The elders were not the only esteemed guests at the event. In attendance were political leaders from Kilifi County- His Excellency the Governor Amason Kingi, Senator Steve Mdzayo and the national Principal Secretary from the Ministry of Environment and Natural Resources Richard Lesiyampe. The leaders reiterated the government's commitment to fight illegal killing of wildlife, with the Principal Secretary promising the implementation of strict anti-poaching laws.
Maasai elders from Lewa's neighbouring Leparua community, who, like the Kaya play a great role in upholding positive values in the community were also present. Lewa staff, including the CEO Mike Watson, played host to the visitors.
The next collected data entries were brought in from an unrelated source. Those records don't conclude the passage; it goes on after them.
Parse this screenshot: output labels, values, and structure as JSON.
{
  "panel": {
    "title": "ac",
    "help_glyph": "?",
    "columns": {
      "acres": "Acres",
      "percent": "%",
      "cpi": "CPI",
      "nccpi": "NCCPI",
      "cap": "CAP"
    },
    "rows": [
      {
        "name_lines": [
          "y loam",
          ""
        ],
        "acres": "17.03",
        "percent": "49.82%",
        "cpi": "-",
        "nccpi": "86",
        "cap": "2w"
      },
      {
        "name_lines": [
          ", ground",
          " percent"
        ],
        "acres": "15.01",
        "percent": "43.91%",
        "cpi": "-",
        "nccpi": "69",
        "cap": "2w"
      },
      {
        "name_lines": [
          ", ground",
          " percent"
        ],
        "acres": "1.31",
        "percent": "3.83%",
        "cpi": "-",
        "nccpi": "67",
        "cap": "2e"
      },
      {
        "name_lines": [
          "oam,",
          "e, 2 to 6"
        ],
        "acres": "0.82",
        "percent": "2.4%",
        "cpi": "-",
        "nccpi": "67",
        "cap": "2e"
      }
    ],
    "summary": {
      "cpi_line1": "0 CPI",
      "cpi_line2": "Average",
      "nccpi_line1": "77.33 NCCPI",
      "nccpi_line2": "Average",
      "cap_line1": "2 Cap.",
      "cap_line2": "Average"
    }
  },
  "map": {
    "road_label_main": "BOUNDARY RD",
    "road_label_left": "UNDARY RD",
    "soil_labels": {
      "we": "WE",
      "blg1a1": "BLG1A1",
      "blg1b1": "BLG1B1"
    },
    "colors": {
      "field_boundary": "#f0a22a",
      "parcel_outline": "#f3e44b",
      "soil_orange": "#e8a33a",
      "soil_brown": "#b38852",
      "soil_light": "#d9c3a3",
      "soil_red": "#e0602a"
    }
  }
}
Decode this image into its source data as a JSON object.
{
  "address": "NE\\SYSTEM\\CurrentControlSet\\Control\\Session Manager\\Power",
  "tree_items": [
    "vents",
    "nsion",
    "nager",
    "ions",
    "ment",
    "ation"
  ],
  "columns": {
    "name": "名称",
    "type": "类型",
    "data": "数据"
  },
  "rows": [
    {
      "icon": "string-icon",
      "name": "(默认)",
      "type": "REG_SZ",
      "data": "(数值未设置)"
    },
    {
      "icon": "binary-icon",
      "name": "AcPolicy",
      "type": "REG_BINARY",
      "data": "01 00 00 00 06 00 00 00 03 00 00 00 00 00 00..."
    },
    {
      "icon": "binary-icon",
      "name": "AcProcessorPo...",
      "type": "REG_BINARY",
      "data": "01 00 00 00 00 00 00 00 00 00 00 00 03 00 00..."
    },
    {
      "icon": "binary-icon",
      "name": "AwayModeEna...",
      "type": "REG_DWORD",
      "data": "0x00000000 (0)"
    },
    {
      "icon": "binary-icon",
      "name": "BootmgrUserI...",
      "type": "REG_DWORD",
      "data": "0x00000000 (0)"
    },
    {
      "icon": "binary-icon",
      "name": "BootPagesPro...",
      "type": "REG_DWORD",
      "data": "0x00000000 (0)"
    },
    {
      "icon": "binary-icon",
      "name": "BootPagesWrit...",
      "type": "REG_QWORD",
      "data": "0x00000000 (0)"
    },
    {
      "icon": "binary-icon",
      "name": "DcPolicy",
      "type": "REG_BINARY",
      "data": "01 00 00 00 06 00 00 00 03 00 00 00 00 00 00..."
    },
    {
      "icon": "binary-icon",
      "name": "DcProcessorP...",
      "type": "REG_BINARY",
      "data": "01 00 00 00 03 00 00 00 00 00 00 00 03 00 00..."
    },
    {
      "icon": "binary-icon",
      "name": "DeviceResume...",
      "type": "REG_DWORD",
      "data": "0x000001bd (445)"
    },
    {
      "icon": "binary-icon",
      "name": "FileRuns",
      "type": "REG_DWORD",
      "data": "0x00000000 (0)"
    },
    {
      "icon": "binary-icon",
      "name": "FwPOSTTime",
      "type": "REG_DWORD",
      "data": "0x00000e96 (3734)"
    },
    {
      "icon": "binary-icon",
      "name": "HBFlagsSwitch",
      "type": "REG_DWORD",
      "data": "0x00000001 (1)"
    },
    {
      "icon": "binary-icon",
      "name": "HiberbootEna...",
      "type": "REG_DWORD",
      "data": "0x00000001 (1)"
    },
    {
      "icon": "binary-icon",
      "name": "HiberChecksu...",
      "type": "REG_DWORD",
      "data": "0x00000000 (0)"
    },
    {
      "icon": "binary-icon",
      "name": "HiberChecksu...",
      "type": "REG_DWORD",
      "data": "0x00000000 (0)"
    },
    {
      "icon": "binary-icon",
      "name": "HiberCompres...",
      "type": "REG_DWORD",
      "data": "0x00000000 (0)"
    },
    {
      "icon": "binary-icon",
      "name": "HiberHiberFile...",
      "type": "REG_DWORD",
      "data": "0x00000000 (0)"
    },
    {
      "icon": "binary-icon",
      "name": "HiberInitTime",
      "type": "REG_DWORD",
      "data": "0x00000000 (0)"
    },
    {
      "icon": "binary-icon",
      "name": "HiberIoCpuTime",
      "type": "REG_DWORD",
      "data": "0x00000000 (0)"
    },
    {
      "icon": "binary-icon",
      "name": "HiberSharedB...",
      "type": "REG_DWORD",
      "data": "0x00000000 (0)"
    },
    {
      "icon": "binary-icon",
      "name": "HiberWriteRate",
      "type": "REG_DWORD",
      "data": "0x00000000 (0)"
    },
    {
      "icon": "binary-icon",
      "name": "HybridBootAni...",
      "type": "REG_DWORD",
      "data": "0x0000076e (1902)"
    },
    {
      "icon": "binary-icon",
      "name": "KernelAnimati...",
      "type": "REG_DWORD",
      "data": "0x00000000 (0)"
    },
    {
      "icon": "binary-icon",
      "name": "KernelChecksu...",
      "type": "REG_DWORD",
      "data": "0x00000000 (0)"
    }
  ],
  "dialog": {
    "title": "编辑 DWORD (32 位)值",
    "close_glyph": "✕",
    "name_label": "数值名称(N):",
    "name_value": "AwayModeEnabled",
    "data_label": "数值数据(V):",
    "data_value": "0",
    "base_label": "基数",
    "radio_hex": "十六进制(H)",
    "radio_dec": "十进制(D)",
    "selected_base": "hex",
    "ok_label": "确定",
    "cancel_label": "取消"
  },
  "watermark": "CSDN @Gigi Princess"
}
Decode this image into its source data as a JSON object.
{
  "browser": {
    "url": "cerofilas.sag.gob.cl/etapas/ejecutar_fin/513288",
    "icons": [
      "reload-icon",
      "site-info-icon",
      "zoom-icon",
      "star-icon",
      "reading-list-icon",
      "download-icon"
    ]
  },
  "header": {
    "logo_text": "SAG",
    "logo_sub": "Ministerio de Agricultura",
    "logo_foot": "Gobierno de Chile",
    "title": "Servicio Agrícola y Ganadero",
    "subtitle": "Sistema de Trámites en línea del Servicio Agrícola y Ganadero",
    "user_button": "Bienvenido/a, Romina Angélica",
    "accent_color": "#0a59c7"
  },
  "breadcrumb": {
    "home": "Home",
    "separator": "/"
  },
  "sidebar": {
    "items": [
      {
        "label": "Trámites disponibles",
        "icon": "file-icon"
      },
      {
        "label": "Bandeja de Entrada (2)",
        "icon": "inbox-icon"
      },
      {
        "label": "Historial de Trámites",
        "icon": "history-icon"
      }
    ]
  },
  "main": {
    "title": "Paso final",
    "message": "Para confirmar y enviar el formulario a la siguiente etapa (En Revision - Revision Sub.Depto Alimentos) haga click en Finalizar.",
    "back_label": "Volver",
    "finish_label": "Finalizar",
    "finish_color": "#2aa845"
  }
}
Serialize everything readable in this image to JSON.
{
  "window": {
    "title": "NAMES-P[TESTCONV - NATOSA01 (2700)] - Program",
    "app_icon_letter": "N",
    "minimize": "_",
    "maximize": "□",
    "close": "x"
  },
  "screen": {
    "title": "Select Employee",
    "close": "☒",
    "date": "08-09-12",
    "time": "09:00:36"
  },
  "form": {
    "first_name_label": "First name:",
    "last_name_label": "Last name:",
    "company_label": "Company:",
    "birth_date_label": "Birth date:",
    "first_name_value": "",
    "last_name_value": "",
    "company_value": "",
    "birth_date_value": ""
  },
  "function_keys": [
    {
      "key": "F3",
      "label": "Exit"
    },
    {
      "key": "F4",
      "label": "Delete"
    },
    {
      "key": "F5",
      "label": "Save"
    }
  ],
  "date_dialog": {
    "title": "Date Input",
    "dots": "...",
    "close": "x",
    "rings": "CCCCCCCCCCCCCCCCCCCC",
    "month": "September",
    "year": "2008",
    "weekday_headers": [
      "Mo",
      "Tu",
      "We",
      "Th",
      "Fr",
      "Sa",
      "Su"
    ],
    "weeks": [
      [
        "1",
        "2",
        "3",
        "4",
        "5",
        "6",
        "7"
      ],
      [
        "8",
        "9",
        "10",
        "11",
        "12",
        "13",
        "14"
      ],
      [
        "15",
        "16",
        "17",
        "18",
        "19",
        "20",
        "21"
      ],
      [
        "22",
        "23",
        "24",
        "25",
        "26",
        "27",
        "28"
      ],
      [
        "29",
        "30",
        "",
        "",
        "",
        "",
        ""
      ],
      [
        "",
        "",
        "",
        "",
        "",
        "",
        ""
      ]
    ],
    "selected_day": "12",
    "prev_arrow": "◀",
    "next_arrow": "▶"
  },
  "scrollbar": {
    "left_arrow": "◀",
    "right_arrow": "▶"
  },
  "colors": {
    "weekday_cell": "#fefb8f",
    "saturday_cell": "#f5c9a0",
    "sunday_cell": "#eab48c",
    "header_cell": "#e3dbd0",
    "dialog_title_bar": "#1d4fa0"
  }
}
After speeches by the guests, the baby rhino was brought out by his keepers to officially receive his 'name'. Despite being surrounded by the largest number of people since his birth, young Kilifi kept calm as the elders placed their traditional 'kanga' on him and issued numerous blessings. "He knows we're his friends", one elder said with a wink.
"While back home in Kilifi, it will be great to know that we have one of our own all the way in northern Kenya and will constantly inquire on his well-being", the governor stated in his closing remarks.